Fabrizio Romondini

Personal information
- Date of birth: 24 April 1977 (age 48)
- Place of birth: Rome, Italy
- Height: 1.85 m (6 ft 1 in)
- Position: Midfielder

Youth career
- AS Roma

Senior career*
- Years: Team / Apps / (Gls)
- 1996–1997: AS Roma / 2 / (0)
- 1997–2000: Albacete / 15 / (3)
- 1998–1999: → Pistoiese (loan) / 13 / (0)
- 2001–2003: Giugliano / 64 / (11)
- 2003–2005: Padova / 68 / (4)
- 2005–2006: Salernitana / 13 / (1)
- 2006–2007: Cavese / 16 / (2)
- 2007–2008: Venezia / 28 / (3)
- 2008: Spezia / 4 / (0)
- 2008–2009: Avellino / 11 / (0)
- 2009: Olympiacos Volos / 0 / (0)
- 2009–2011: Cisco Roma / 1 / (0)
- 2011: Pergocrema / 0 / (0)

Managerial career
- 2021–2022: Atletico Terme Fiuggi
- 2022–2023: Tivoli
- 2023: Monterosi
- 2023–2024: Monterosi

= Fabrizio Romondini =

Italian football manager

Fabrizio Romondini (born 24 April 1977) is an Italian football coach and former player.

== Playing career ==
Romondini formerly played for AS Roma, Albacete, Pistoiese, Giugliano, Padova, Salernitana, Cavese, Venezia and Spezia.

His move to Albacete was part of the transfer of Iván Helguera to Roma.

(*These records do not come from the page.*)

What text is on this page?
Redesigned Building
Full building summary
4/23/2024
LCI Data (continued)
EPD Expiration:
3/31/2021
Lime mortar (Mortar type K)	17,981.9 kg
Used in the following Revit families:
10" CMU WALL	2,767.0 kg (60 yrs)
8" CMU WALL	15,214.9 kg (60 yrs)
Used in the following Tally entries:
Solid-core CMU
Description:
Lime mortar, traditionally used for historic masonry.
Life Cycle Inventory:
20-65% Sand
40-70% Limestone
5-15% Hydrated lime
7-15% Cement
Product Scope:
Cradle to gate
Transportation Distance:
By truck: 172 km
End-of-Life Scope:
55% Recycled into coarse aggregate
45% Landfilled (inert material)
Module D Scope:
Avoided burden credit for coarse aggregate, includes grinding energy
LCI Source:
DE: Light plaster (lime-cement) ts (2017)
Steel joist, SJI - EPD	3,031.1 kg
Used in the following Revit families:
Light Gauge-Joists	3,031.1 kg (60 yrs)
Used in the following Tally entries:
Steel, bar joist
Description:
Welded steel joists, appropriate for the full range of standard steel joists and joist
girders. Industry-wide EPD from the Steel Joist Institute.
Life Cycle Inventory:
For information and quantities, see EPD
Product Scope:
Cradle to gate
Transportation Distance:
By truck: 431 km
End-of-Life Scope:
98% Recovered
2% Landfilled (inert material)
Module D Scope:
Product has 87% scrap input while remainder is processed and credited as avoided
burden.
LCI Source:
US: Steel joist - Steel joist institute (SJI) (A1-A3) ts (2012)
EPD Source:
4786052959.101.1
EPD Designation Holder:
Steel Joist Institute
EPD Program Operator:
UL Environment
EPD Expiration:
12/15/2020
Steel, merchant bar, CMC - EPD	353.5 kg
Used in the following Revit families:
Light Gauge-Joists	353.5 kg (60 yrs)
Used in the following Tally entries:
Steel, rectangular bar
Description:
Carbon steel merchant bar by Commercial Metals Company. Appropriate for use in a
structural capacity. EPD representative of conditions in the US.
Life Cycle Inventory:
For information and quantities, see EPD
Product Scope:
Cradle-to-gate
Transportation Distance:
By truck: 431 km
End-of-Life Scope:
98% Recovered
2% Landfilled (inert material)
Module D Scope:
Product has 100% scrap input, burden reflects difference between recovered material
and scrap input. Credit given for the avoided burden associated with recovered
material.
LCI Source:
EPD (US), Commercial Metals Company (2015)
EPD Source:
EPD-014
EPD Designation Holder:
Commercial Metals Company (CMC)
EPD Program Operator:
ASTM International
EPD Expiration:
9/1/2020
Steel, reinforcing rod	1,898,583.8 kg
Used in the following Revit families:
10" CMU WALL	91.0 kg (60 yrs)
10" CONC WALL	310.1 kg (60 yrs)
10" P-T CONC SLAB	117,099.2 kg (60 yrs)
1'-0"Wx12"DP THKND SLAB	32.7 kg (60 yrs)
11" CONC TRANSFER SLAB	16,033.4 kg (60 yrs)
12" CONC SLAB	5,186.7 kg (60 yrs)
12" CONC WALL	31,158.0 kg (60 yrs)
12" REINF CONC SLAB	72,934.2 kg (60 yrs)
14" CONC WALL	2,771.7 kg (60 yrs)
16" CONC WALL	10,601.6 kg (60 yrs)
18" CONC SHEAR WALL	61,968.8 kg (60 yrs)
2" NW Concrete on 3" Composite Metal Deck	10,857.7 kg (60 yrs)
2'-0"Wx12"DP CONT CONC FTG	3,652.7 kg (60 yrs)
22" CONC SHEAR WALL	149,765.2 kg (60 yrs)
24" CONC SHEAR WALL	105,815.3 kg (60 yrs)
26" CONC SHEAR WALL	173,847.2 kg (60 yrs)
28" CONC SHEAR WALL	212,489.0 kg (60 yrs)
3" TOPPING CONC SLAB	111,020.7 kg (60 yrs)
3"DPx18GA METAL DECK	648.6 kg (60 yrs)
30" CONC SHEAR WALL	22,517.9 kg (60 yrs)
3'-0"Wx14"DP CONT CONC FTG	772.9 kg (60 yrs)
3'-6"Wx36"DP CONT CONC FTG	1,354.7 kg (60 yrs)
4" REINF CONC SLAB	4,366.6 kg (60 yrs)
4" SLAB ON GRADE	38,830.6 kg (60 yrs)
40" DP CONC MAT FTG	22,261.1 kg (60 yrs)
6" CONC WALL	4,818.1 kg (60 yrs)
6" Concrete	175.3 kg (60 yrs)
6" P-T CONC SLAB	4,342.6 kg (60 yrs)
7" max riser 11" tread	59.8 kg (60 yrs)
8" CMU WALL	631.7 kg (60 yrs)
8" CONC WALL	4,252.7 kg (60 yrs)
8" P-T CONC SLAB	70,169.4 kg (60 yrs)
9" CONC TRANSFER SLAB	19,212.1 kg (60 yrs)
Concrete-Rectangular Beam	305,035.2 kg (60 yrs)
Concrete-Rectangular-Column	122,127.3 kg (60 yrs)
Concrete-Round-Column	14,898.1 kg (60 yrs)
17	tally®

On 28 January 2009, Romondini terminated his contract with Avellino of the Italian Serie B, and signed a contract with Olympiacos Volos which ran until June 2010.

==Coaching career==
After serving as assistant to Giuseppe Incocciati at Serie D club Atletico Terme Fiuggi, Romondini was later promoted to head coach for the 2021–22 season. He then left Fiuggi to accept the head coaching job at Serie D club Tivoli in December 2022, being however sacked in January 2023.

On 10 July 2023, Romondini took on his first head coaching role in professionalism, being appointed in charge of Serie C club Monterosi. He was dismissed on 28 September 2023 following a negative start in the club's season. He was called back in charge of Monterosi on 11 December 2023, with the club dead last in the league table, only to be dismissed for a second time just almost two months later, on 5 February 2024.